Sterling shows strength after UK growth data

The pound rose 0.3% against the US dollar to 1.2877, hitting its highest level since early March after data showed the UK economy grew faster than expected in May.

The UK economy grew by 0.4% in May on a monthly basis, after recording no growth in a wet April.

The strength of the rally may dissuade the central bank from starting to cut interest rates from August 1, the next scheduled date for announcing monetary policy.

The timing of a rate cut is an “open question,” the chief economist said on Wednesday, reducing the chance of a rate cut to below 50% in futures markets from just above 50% on Wednesday.
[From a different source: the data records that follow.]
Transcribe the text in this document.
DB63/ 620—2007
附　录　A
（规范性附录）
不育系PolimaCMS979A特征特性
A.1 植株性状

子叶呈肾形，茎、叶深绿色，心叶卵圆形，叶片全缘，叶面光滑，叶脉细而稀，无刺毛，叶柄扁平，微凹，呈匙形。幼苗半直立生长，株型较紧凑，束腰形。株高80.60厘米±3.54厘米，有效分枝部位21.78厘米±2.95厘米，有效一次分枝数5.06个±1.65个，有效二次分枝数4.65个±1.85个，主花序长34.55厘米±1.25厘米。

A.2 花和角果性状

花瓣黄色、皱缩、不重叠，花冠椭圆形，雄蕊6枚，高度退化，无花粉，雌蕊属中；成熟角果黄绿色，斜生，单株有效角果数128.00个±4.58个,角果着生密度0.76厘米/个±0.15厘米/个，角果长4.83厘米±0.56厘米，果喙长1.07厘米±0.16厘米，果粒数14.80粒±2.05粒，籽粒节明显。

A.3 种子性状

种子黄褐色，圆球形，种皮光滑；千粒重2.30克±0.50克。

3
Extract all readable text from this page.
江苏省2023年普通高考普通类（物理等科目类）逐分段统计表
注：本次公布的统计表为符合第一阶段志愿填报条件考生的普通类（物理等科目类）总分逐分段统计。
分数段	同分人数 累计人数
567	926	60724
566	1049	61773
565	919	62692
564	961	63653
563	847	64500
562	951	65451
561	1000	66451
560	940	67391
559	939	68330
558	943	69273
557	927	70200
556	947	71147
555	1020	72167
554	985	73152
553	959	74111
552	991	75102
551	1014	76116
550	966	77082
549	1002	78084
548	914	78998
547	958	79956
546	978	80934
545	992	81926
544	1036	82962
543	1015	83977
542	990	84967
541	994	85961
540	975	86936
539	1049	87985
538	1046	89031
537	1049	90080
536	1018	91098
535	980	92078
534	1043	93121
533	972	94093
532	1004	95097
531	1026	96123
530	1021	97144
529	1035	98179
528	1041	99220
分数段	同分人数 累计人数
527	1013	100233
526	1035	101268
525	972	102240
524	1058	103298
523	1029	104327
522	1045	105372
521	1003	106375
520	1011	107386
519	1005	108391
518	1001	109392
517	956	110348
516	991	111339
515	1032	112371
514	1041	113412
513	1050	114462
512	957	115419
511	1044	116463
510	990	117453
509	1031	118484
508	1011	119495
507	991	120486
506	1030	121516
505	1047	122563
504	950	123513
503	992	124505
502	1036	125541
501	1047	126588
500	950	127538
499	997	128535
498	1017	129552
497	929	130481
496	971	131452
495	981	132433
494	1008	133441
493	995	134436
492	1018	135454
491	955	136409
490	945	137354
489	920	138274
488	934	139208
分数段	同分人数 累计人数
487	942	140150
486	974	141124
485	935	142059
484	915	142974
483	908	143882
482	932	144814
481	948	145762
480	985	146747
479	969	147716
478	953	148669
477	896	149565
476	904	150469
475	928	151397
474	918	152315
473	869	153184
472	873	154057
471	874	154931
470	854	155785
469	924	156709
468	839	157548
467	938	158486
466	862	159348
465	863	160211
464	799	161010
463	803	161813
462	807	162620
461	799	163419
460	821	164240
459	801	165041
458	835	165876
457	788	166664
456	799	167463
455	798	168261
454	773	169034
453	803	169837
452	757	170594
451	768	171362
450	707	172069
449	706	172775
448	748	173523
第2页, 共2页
“Following the latest hawkish comments from the Bank of England, it will take some convincing developments in UK rates to convince markets that a rate cut is possible in August. This remains our base case anyway, so we believe the strength in sterling will be short-lived,” ING added.

The pound rose 0.2% against the US dollar to 1.0850, trading at a one-month high as traders awaited more news surrounding French politics.

“The euro is enjoying some ‘silence’ on French politics, which is keeping investors comfortable so far with EUR/USD slightly higher from 1.0800-1.0830,” ING said.

“If you read the French news, you will get nothing but silence, but global markets by nature filter out noise to prioritize major developments, and so far there have been no talks about a coalition.”

Yen posts small gains

In Asia, the Japanese yen fell 0.1% to 161.51, with the yen only slightly higher due to the weaker dollar.

Weak core machinery orders data for May pointed to continued weakness in the Japanese economy, reinforcing the notion that the Bank of Japan will have only limited room to raise interest rates further.

Sterling fell 0.1% to 7.2674, as the Chinese currency saw some relief after disappointing inflation data on Wednesday.